The Masterpiece Contemporary interpretation of Christopher Reid's narrative poem "Song of Lunch" is one of those stagings that you don't see very often on television. It's an intimate chamber piece, something that might be produced as a one-act play as it is largely the internal musings of one man. And, truthfully, you'll either appreciate the film's quiet lyricism and heartbreak or you will be utterly uninterested in its slight drama. Under the Masterpiece mantle, we've come to appreciate huge literary adaptations and other forms of spectacle--so "Song of Lunch" works as almost a experimental bit of theater (an anti-production, if you will). This difference is why I liked the brief 50 minute presentation. Of course, I was expecting more of a character exchange (as I assume most people would be) along the lines of "My Dinner With Andre" or the recent "The Trip." I mean, after all, if you have Alan Rickman and Emma Thompson at your disposal--you'd think this would be an acting tour-de-force. But the star here is the words, the poem.
Rickman plays a struggling editor who yearns to reconnect to a time in his life where he felt more alive, more impassioned. He has this idealized version of a past romance that he clings to as a symbol of youth and possibilities. The fact that the object of his affection has established a life (complete with husband and family) doesn't really seem to click with him. After 15 years, he sets up a lunch with Thompson and he has constructed this elaborate scenario about the way it will turn out. Other than this, you don't get a lot of back story about the characters. The lunch itself becomes a painful exercise in awkwardness, as the rather unpleasant Rickman descends into belligerence and an alcoholic haze. The actual dialogue is tight with some amusing lines, but most of the drama takes place in Rickman's mind. In many ways, Thompson becomes just another prop to support the narrative of Rickman's ramblings and failed expectations.
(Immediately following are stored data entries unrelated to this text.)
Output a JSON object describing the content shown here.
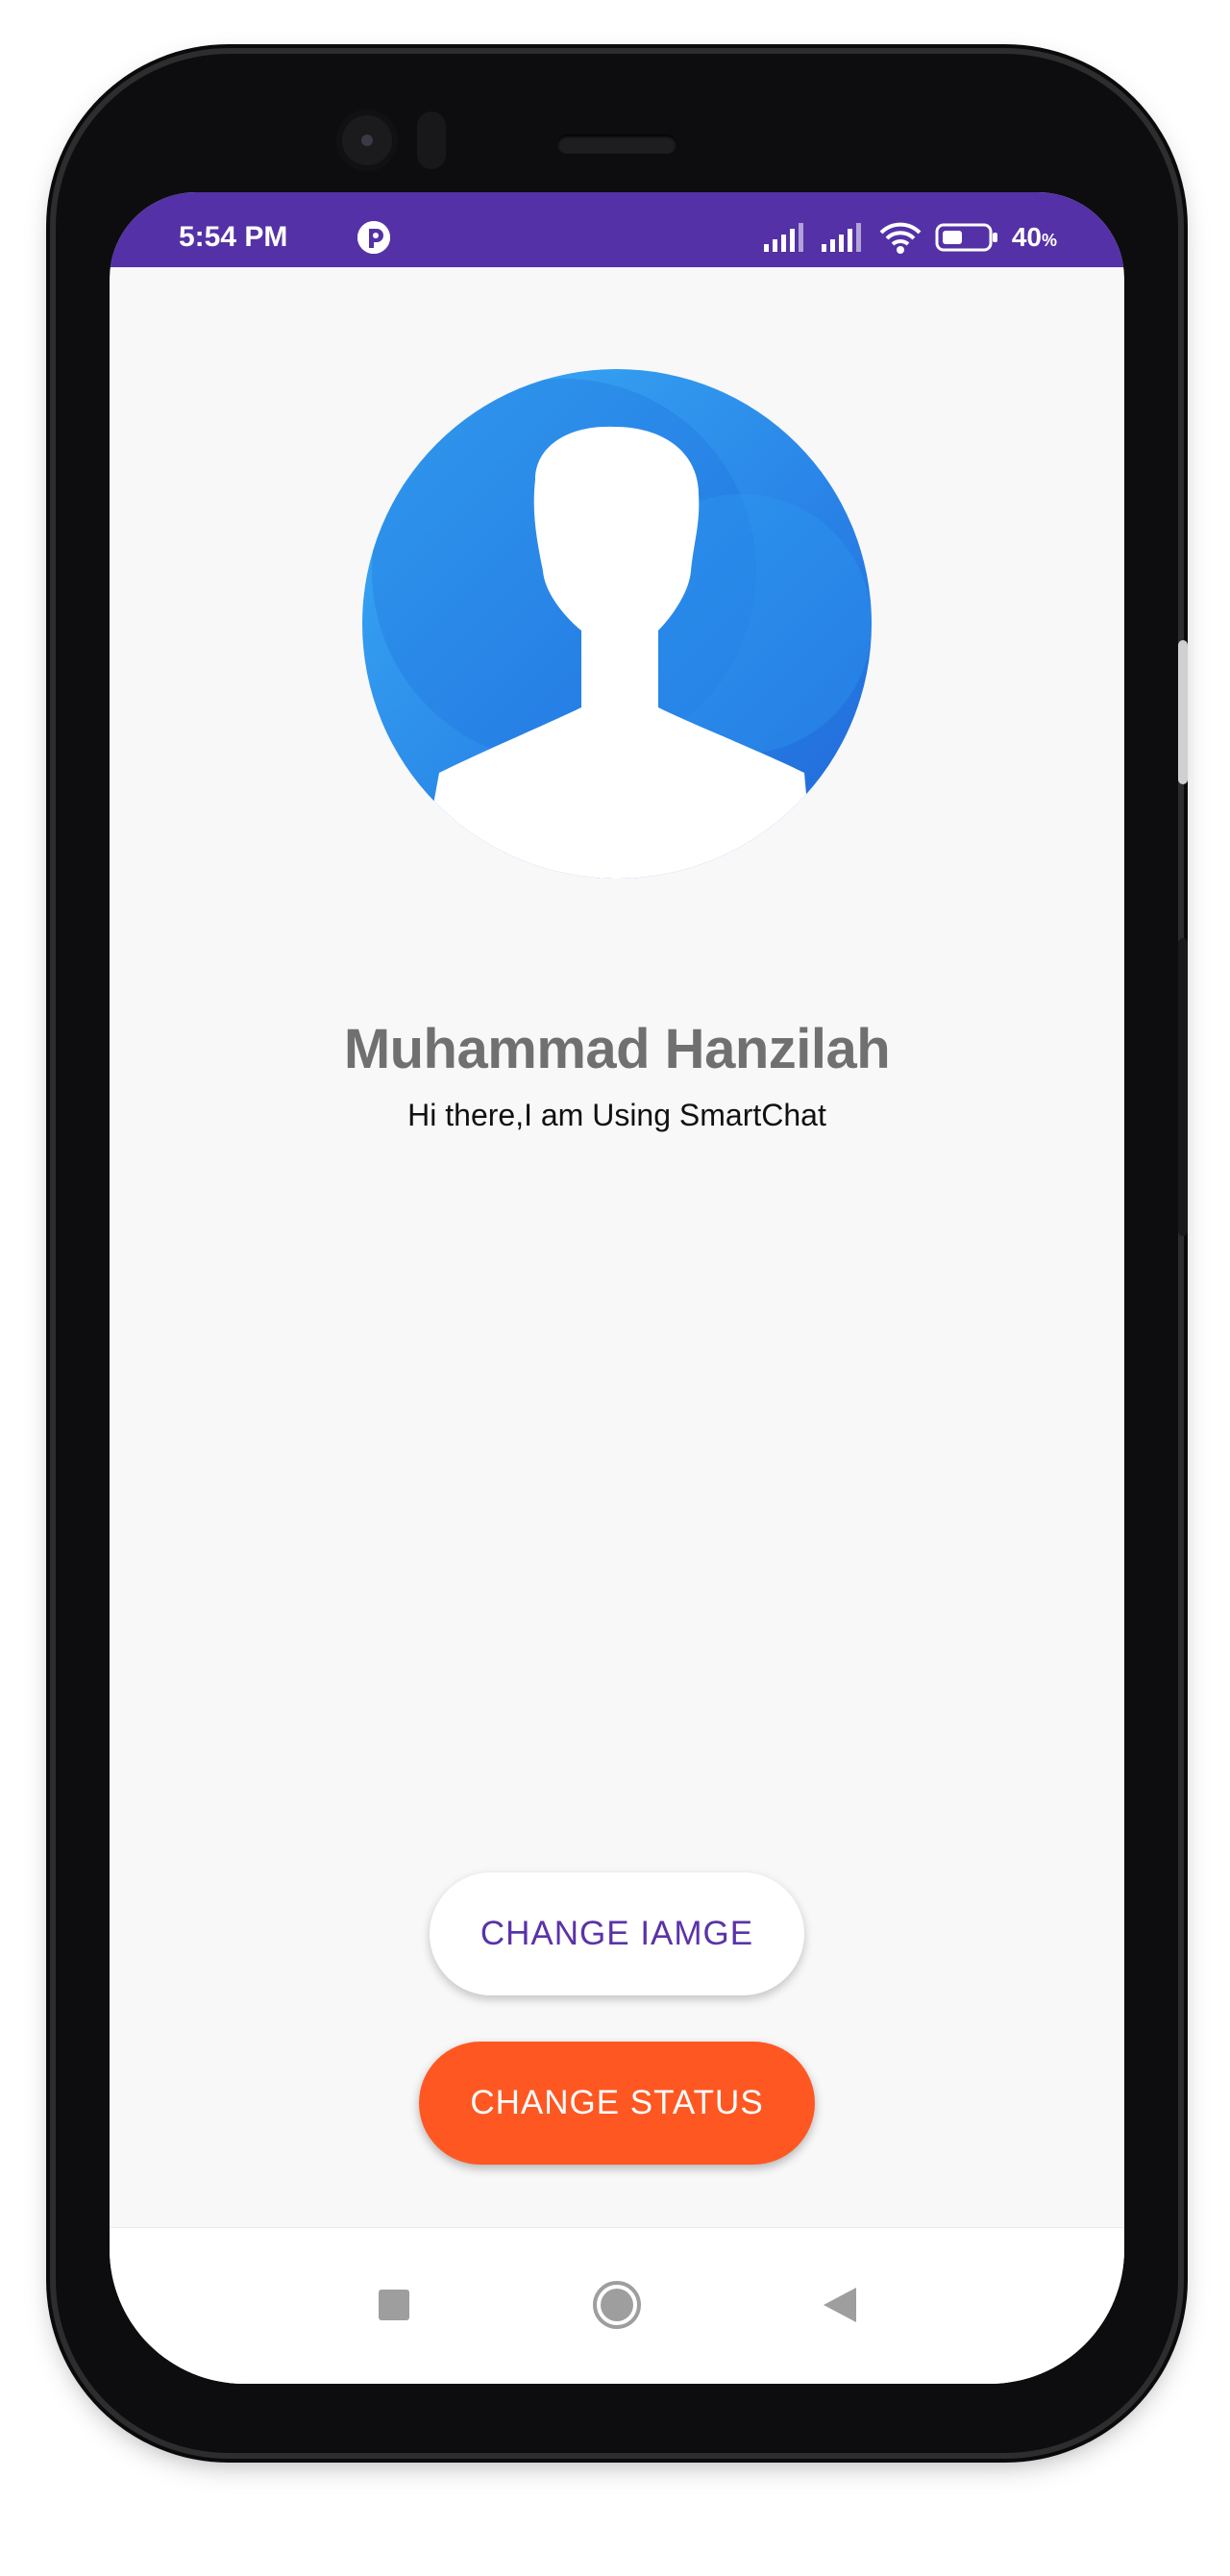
{
  "status_bar": {
    "time": "5:54 PM",
    "battery_percent": "40",
    "battery_unit": "%",
    "icons": [
      "app-notification-icon",
      "signal-icon",
      "signal-icon",
      "wifi-icon",
      "battery-icon"
    ],
    "background_color": "#5431a6"
  },
  "profile": {
    "avatar_icon": "default-user-avatar",
    "name": "Muhammad Hanzilah",
    "status_text": "Hi there,I am Using SmartChat"
  },
  "actions": {
    "change_image_label": "CHANGE IAMGE",
    "change_status_label": "CHANGE STATUS",
    "change_status_color": "#ff5722",
    "change_image_text_color": "#5a33a8"
  },
  "navigation": {
    "icons": [
      "recents-square-icon",
      "home-circle-icon",
      "back-triangle-icon"
    ]
  }
}
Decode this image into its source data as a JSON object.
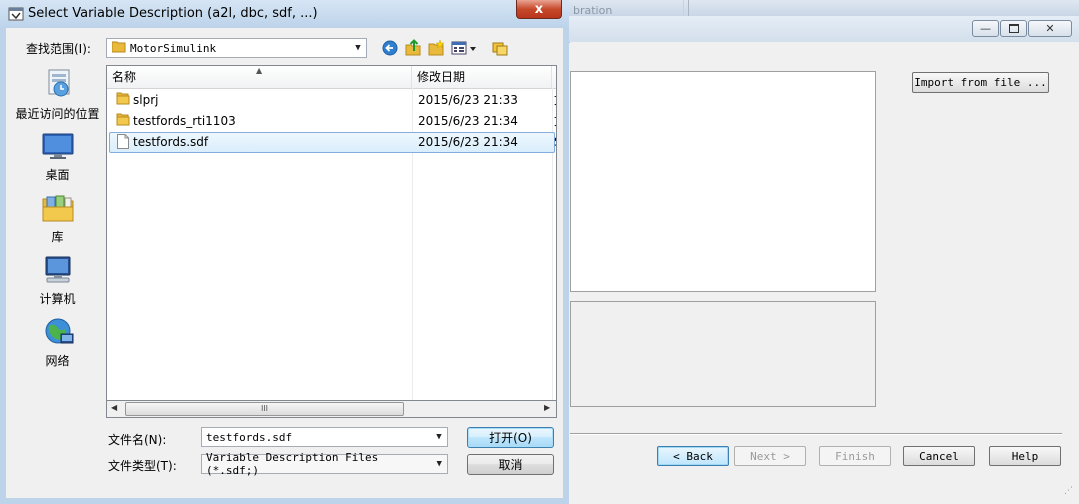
{
  "background_window": {
    "tab_label": "bration",
    "import_button": "Import from file ...",
    "buttons": {
      "back": "< Back",
      "next": "Next >",
      "finish": "Finish",
      "cancel": "Cancel",
      "help": "Help"
    },
    "window_controls": {
      "minimize": "—",
      "maximize": "▫",
      "close": "✕"
    }
  },
  "dialog": {
    "title": "Select Variable Description (a2l, dbc, sdf, ...)",
    "close_glyph": "x",
    "look_in_label": "查找范围(I):",
    "look_in_value": "MotorSimulink",
    "places": [
      {
        "label": "最近访问的位置",
        "icon": "recent-places-icon"
      },
      {
        "label": "桌面",
        "icon": "desktop-icon"
      },
      {
        "label": "库",
        "icon": "libraries-icon"
      },
      {
        "label": "计算机",
        "icon": "computer-icon"
      },
      {
        "label": "网络",
        "icon": "network-icon"
      }
    ],
    "columns": {
      "name": "名称",
      "date": "修改日期",
      "extra": ""
    },
    "files": [
      {
        "name": "slprj",
        "date": "2015/6/23 21:33",
        "extra": "文",
        "type": "folder"
      },
      {
        "name": "testfords_rti1103",
        "date": "2015/6/23 21:34",
        "extra": "文",
        "type": "folder"
      },
      {
        "name": "testfords.sdf",
        "date": "2015/6/23 21:34",
        "extra": "S",
        "type": "file",
        "selected": true
      }
    ],
    "hscroll_grip": "III",
    "filename_label": "文件名(N):",
    "filename_value": "testfords.sdf",
    "filetype_label": "文件类型(T):",
    "filetype_value": "Variable Description Files (*.sdf;)",
    "open_button": "打开(O)",
    "cancel_button": "取消"
  },
  "colors": {
    "title_bar": "#bcd3ea",
    "close_button": "#c7492c",
    "selection": "#d9eefc",
    "folder": "#e8b93a"
  }
}
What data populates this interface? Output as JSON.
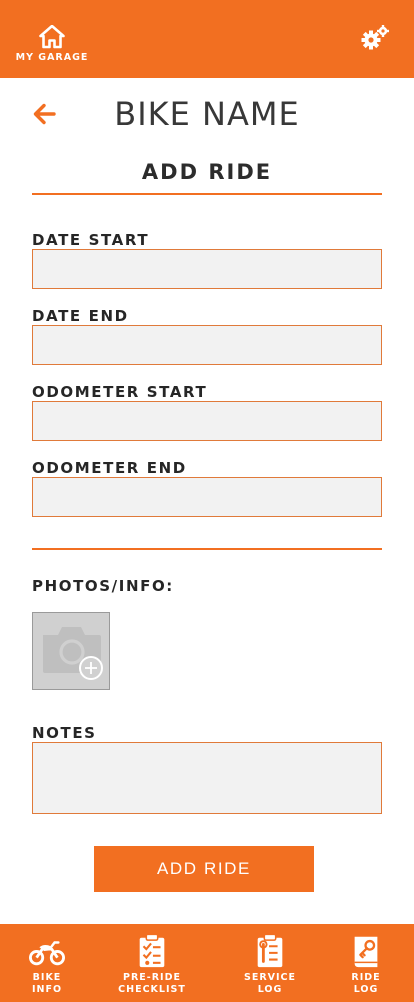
{
  "header": {
    "home_label": "MY GARAGE",
    "home_icon": "home-icon",
    "settings_icon": "gears-icon"
  },
  "page": {
    "title": "BIKE NAME",
    "back_icon": "arrow-left-icon",
    "section_title": "ADD RIDE"
  },
  "form": {
    "date_start_label": "DATE START",
    "date_start_value": "",
    "date_end_label": "DATE END",
    "date_end_value": "",
    "odometer_start_label": "ODOMETER START",
    "odometer_start_value": "",
    "odometer_end_label": "ODOMETER END",
    "odometer_end_value": "",
    "photos_label": "PHOTOS/INFO:",
    "add_photo_icon": "camera-add-icon",
    "notes_label": "NOTES",
    "notes_value": "",
    "submit_label": "ADD RIDE"
  },
  "bottom_nav": {
    "items": [
      {
        "label": "BIKE\nINFO",
        "icon": "motorcycle-icon"
      },
      {
        "label": "PRE-RIDE\nCHECKLIST",
        "icon": "checklist-icon"
      },
      {
        "label": "SERVICE\nLOG",
        "icon": "service-log-icon"
      },
      {
        "label": "RIDE\nLOG",
        "icon": "ride-log-icon"
      }
    ]
  },
  "colors": {
    "accent": "#f26f21",
    "input_background": "#f2f2f2",
    "text": "#333333"
  }
}
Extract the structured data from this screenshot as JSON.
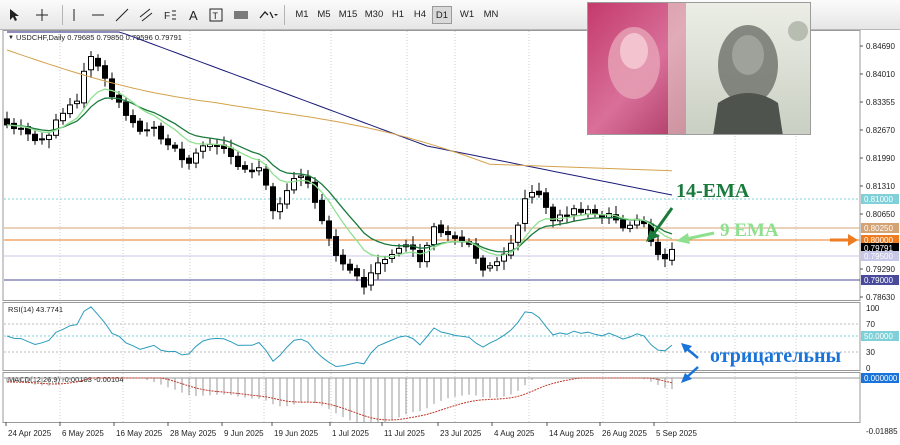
{
  "toolbar": {
    "timeframes": [
      "M1",
      "M5",
      "M15",
      "M30",
      "H1",
      "H4",
      "D1",
      "W1",
      "MN"
    ],
    "active_timeframe": "D1"
  },
  "chart": {
    "header": "USDCHF,Daily  0.79685 0.79850 0.79596 0.79791",
    "price_axis": [
      "0.84690",
      "0.84010",
      "0.83355",
      "0.82670",
      "0.81990",
      "0.81310",
      "0.80650",
      "0.79290",
      "0.78630"
    ],
    "price_markers": [
      {
        "label": "0.81000",
        "color": "#7fd0d8"
      },
      {
        "label": "0.80250",
        "color": "#d4a373"
      },
      {
        "label": "0.80000",
        "color": "#ee7d22"
      },
      {
        "label": "0.79791",
        "color": "#000000"
      },
      {
        "label": "0.79500",
        "color": "#c7c7e8"
      },
      {
        "label": "0.79000",
        "color": "#4a4a9a"
      }
    ],
    "date_axis": [
      "24 Apr 2025",
      "6 May 2025",
      "16 May 2025",
      "28 May 2025",
      "9 Jun 2025",
      "19 Jun 2025",
      "1 Jul 2025",
      "11 Jul 2025",
      "23 Jul 2025",
      "4 Aug 2025",
      "14 Aug 2025",
      "26 Aug 2025",
      "5 Sep 2025"
    ]
  },
  "rsi": {
    "header": "RSI(14) 43.7741",
    "axis": [
      "100",
      "70",
      "50.0000",
      "30",
      "0"
    ]
  },
  "macd": {
    "header": "MACD(12,26,9) -0.00103 -0.00104",
    "axis": [
      "0.000000",
      "-0.01885"
    ]
  },
  "annotations": {
    "ema14": "14-EMA",
    "ema9": "9 EMA",
    "negative": "отрицательны"
  },
  "colors": {
    "ema14": "#1a7a3c",
    "ema9": "#8ee08e",
    "callout_blue": "#1a73d9",
    "arrow_orange": "#ee7d22",
    "ma_slow": "#1c1c7a",
    "ma_mid": "#d4a24c"
  }
}
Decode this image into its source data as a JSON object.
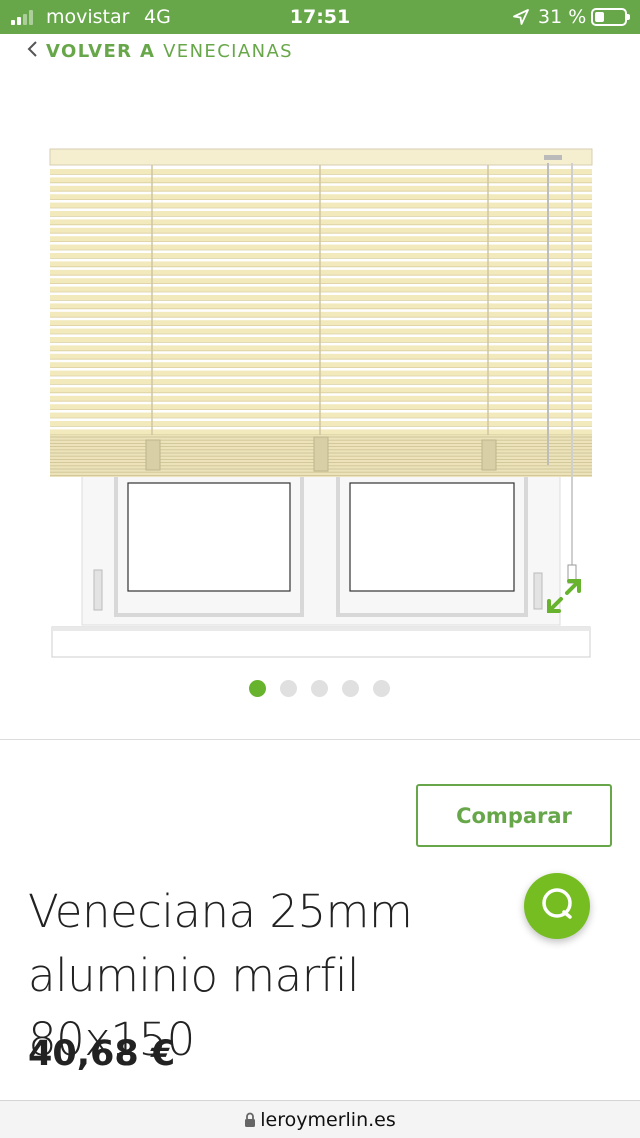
{
  "status_bar": {
    "carrier": "movistar",
    "network": "4G",
    "time": "17:51",
    "battery": "31 %"
  },
  "nav": {
    "back_prefix": "VOLVER A",
    "back_target": "VENECIANAS"
  },
  "gallery": {
    "image_count": 5,
    "active_index": 0,
    "expand_icon": "expand-icon"
  },
  "product": {
    "title": "Veneciana 25mm aluminio marfil 80x150",
    "price": "40,68 €"
  },
  "actions": {
    "compare_label": "Comparar",
    "chat_icon": "chat-icon"
  },
  "browser": {
    "url": "leroymerlin.es"
  },
  "colors": {
    "brand_green": "#67a74a",
    "status_bar": "#67a74a",
    "chat_button": "#76bd22",
    "blind": "#f2e9bd"
  }
}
There is an underlying sadness and melancholia infused throughout the piece. Rickman, seemingly dissatisfied with life, makes a last ditch effort to revive a happier time. But the effort, as we all know it will be, is a futile one. But the elements of living life when you have the chance and not dwelling on regrets really does resonate. Interestingly, Rickman is NOT a particularly sympathetic character. This is certain to turn some viewers off. But it is precisely his unpleasantness that makes his quiet desperation so palpable. It's a great performance, though most of it in voice over. Thompson is the picture of loveliness. It's always great to see her, but she doesn't have too much to do. In the end, your expectations about what "Song of Lunch" should be will decide whether it is for you. It is a simple and evocative depiction of a narrative poem, not a fully plotted character piece. It may not be for everyone, but I think it succeeds at what it attempts to convey. KGHarris, 11/11.